XDR and the Age-old Problem of Alert Fatigue

XDR’s fully loaded value to threat detection, investigation and response will only be realized when it is viewed as an architecture

According to 451 Research’s M&A Knowledgebase, cybersecurity M&A activity in 2021 reached an all-time high total deal value of $74.1 billion. Contributing to that growth, extended detection and response (XDR) went from zero to 28 deals in 19 months and is expected to drive continued M&A activity, with good reason. Extending its research into XDR, 451 Research recently found that XDR is now the most frequently reported area of augmentation to SIEM/security analytics with 43% of respondents citing it as the top technology to combine with these core security operations technologies. 

Augmentation is the key word. The SIEM is already aggregating logs and events from different tools and creating its own alerts. Augmenting with XDR to gain broader visibility across the enterprise is a good thing because bad guys use gaps to their advantage. But the unintended consequence is that the number of alerts is increasing by an order of magnitude. It’s not surprising then, that these survey respondents also say they still struggle with alert overload; on a typical day, 48% of alerts go uninvestigated, up from 41% in the prior year’s survey. Alert fatigue has plagued security analysts for years. Adding more detections in more areas exacerbates the problem. 

To reverse the trend, we need to think about XDR as an architectural approach, not a solution. When XDR is defined as an open platform focused on integration and automation, analysts can quickly connect the dots, understand what’s happening across their environment and determine whether or not an alert should be escalated to incident response. 

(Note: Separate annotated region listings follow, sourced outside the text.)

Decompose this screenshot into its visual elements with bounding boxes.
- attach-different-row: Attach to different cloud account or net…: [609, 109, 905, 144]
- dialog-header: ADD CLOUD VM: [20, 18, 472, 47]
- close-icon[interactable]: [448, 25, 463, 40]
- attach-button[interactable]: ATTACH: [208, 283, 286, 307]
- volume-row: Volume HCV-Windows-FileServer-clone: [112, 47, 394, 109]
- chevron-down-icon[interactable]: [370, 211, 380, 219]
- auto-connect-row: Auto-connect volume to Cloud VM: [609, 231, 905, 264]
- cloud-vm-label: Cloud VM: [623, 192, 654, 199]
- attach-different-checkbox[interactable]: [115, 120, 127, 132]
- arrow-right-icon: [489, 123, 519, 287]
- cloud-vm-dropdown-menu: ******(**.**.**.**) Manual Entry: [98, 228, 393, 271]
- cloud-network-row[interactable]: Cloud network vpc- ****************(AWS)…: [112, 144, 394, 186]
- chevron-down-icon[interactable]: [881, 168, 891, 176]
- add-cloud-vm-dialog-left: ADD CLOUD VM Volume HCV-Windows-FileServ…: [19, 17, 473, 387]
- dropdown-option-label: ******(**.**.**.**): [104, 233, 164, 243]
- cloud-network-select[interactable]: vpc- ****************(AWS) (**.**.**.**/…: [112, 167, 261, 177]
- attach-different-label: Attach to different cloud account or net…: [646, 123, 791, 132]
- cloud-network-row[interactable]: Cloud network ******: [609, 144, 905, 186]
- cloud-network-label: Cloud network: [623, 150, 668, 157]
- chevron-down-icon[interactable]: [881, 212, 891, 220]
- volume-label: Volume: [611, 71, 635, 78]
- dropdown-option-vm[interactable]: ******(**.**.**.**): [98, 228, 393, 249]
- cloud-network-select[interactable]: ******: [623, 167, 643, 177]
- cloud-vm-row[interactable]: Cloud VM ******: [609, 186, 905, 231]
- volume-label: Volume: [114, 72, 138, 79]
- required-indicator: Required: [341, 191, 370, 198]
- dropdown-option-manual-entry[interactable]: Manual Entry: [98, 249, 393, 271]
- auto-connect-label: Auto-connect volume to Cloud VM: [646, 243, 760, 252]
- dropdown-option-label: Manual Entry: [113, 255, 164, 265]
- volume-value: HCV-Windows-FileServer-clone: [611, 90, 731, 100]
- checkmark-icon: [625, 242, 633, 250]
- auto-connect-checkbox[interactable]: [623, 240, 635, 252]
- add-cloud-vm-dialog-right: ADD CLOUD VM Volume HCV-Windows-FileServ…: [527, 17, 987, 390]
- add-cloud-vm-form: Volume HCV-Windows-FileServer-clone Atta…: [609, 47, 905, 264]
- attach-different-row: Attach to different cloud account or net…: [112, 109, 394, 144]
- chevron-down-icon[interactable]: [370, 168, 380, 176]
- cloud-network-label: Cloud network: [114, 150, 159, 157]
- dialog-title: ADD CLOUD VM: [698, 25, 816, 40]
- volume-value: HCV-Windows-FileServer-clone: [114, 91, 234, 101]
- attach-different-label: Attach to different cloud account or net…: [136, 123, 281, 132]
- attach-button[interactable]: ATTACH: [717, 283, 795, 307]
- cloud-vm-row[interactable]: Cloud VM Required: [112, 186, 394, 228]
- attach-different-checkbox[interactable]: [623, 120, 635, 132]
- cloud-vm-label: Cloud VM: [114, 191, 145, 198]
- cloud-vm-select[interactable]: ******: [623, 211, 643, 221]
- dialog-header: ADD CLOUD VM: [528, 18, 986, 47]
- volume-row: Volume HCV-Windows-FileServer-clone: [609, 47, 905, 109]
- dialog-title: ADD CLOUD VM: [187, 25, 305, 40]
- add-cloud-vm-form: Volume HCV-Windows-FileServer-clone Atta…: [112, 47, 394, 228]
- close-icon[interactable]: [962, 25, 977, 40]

First Things First: Integration. 

An XDR architecture must support integration to any tool the enterprise has, including all internal data sources – the SIEM system, log management repository, case management system and security infrastructure – on premise and in the cloud. It must also integrate with the multiple external data sources organizations subscribe to – commercial, open source, government, industry and existing security vendors, as well as with frameworks like MITRE ATT&CK. Integration with RSS feeds, research blogs, news websites and GitHub repositories helps analysts keep up with new information that provides additional context to further inform alert triage.

In addition to enabling data flow and enrichment with context, integration also breaks down the silos teams operate within so they can see the big picture of what is truly happening across the environment and investigate further. Integration with and across existing tools enables visibility, collaboration and deeper understanding. Teams can work together using tools they are already comfortable with to make better decisions faster.

Automation Comes Next.

Integration is a core attribute of an XDR architecture. But the ability to bring data together and break down silos is not enough. Automation is also required because analysts simply can’t make sense of all this data on their own. Yet, while a global survey (PDF) found that confidence in security automation is rising, only 18% of respondents are applying automation to alert triage. This is a missed opportunity because the repetitive, low-risk, time-consuming tasks of alert triage – like internal and external data normalization, correlation, contextualization, and prioritization – are prime candidates for automation. 

Automation simplifies the work of alert triage by reducing noise and false positives and enabling teams to quickly tap into the richness of all available data to get a comprehensive view of what is going on. Based on parameters they set, teams can get to the alerts that matter faster and, thanks to integration, relevant data can be presented on a single screen so it’s easier and faster for analysts to conduct investigations, detect malicious activity across the enterprise and accelerate resolution.

XDR seems destined to be core to security infrastructure for the foreseeable future. But its fully loaded value to threat detection, investigation and response will only be realized when it is viewed as an architecture. Otherwise, it’s just one more tool that adds to the volume of alerts we couldn’t handle before, and does not break down silos and enable collaboration, decision-making and response across the organization. That’s certainly not the consequence anyone intended for XDR and there’s too much at stake to let that happen.